Massaging your ears allows your Eustachian tubes to open up, which promotes drainage and gets everything moving downward. Massaging your Eustachian tubes is a great way to combat ear infection pain.
Massage is a great technique to reduce the pain from an ear infection. Going to a massage therapy appointment can work to cure your pain, and you can also perform self-massage on to experience immediate relief from ear pain and infection. Massaging your ears allows your eustachian tubes to open up.
Eustachian tube massage
Using firm, steady pressure, slide your finger down until you feel a groove between your ear lobe and jaw. Trace that groove all the way down your neck to your collarbone using the same firm pressure. Repeat this process three times on each side, three times a day.
Health benefits of massaging your ears:
“It improves your hearing capacity, and it also enhances your ability to receive. It is best practiced early in the morning for 5-10 minutes,” says Akshar. Rubbing your ear stimulates the nerve endings.
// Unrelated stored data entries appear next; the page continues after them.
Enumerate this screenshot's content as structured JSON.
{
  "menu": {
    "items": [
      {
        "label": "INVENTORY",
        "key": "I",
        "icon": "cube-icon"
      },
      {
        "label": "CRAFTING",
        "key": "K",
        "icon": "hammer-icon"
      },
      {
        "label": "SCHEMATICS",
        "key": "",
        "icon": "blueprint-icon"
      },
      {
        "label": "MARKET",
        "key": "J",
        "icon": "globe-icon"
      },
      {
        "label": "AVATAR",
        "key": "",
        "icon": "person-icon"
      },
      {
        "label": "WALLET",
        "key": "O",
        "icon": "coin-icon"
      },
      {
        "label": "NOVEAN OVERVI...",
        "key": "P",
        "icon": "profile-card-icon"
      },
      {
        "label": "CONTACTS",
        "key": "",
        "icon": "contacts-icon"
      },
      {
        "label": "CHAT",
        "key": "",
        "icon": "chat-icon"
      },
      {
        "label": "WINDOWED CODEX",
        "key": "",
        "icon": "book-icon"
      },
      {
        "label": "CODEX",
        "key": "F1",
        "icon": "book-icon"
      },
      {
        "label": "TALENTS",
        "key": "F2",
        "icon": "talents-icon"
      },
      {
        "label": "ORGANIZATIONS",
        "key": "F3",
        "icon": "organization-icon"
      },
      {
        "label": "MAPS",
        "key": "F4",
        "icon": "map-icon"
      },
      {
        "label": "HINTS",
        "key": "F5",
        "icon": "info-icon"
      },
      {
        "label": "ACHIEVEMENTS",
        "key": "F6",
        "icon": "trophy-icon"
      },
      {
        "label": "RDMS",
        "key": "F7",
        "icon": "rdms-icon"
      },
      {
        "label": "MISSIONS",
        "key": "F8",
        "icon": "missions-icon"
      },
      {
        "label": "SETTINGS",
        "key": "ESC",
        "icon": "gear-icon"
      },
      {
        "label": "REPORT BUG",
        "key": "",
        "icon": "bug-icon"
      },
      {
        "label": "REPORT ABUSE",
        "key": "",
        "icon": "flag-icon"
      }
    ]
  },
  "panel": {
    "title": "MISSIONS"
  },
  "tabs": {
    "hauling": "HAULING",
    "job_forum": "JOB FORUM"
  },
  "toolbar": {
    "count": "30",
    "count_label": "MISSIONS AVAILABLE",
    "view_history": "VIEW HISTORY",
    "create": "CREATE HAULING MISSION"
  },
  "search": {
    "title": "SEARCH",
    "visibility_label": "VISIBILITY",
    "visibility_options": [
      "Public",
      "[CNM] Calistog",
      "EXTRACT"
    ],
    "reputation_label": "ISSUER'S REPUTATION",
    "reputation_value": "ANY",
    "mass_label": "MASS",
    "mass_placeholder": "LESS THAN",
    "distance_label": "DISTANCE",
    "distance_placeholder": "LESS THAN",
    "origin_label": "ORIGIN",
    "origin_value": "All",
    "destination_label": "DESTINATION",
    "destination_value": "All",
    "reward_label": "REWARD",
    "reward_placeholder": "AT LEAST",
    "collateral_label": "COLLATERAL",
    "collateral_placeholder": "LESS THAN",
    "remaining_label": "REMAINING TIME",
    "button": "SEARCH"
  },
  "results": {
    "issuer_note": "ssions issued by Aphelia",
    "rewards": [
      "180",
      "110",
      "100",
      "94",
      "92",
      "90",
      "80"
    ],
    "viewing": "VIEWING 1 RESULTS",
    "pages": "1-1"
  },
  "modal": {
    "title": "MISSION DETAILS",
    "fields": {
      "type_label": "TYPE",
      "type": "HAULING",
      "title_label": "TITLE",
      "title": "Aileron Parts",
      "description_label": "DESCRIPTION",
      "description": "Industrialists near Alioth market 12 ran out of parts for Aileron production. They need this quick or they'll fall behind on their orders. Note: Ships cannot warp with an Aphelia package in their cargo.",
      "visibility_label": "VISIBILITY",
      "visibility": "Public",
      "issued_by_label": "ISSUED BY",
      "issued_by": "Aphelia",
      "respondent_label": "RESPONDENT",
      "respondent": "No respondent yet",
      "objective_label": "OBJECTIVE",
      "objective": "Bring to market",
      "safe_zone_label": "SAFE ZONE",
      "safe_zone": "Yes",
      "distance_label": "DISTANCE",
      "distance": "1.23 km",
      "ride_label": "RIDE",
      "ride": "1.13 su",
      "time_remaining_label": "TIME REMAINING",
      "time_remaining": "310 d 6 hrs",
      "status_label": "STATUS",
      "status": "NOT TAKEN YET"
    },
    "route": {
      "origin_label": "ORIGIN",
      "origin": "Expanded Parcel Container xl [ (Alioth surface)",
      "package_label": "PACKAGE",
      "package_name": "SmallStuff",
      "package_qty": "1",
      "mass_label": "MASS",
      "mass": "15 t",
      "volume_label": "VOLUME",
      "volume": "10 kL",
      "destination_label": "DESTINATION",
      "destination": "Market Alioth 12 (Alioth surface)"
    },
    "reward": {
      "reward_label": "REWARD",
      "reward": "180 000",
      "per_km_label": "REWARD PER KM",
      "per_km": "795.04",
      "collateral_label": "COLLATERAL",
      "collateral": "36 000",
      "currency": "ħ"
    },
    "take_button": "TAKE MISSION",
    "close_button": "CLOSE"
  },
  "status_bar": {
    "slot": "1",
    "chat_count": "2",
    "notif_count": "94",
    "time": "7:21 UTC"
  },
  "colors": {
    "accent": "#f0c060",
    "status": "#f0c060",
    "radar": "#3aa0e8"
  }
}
When we provide office massage or seated massage at events, our therapists will always end a session with a feel-good head and ear massage of only a few minutes - and that is often all it takes to feel the benefits. Try the below ear reflexology moves out for yourself and see what works for you!
If your ears are plugged, try swallowing, yawning or chewing sugar-free gum to open your eustachian tubes. If this doesn't work, take a deep breath and try to blow out of your nose gently while pinching your nostrils closed and keeping your mouth shut.
Blocked eustachian tubes can cause several symptoms. For example, your ears may hurt or feel full. You may have ringing or popping noises in your ears. Or you may have hearing problems or feel a little dizzy.
Pop Your Ears
Popping your ears can help open the eustachian tube, allowing fluid to drain. The simplest way to pop your ears is to yawn, chew, or swallow. You may also want to try popping your ears using something called the Valsalva maneuver: Take a deep breath and hold it.
Effective Ways to Pop Your Ears
Yawning. Chewing gum. Sucking on hard candy. Using decongestants like Afrin (oxymetazoline) orSudafed (pseudoephedrine) before traveling.
You can do exercises to open up the tubes. This includes swallowing, yawning, or chewing gum. You can help relieve the “full ear” feeling by taking a deep breath, pinching your nostrils closed, and “blowing” with your mouth shut. If you think your baby may have Eustachian tube dysfunction, feed him or her.
This can happen for brief periods during air travel, but also due to allergies, sinus or ear infections, or other respiratory viruses (including COVID-19). Sudden onset of muffled hearing in one ear may signal an urgent problem requiring prompt treatment to prevent or reduce possible hearing loss.
Your ear congestion may have happened during an ear infection and never went away, or may get worse when eating certain foods, or they may have become plugged at the onset of an autoimmune condition.
If the pain and the clogging don't stop after one or two weeks, you should go see your doctor. Some more serious inner-ear infections could potentially (in rare cases) be followed by meningitis, a ruptured ear drum, or hearing loss.
Your ears will most likely go back to normal after a day if air pressure is causing your blockage. If an ear infection is behind your blocked ears, you might have to wait until your body gets rid of the virus or bacteria at work (you might need an antibiotic to speed things up). And that might take up to a week or two.
Your ears will most likely go back to normal after a couple of days if the blockage is caused by air pressure. You might have to wait for your immune system to kick in if your blockage is due to an ear infection (and, if it's the latter, antibiotics can really help). This may take up to a couple of weeks.
Muffled Hearing in One Ear
When the condition occurs in one ear, it's likely a sign of a single-sided ear infection, a clogged ear or earwax buildup.
You can also perform self-massage to experience immediate relief from ear pain and infection. Massaging your ears allows your Eustachian tubes to open up, which promotes drainage and gets everything moving downward. Massaging your Eustachian tubes is a great way to combat ear infection pain.
The Gravity/Jiggling Technique.
Lie on the ground with your affected ear parallel to the floor, tilt your head and jiggle your earlobe. Gravity will take care of the rest! You can use a cotton swab to remove any water remaining in your ears.
People complained about a blocked ear after a flight, due to cold, due to swimming, or in case of any influenza, etc. Some other causes, when no triggers are involved, causes can be ear wax, stuck fluid, or fungal infections. OTC treatments like swallowing, yawning, Valsalva maneuver, and chewing can help.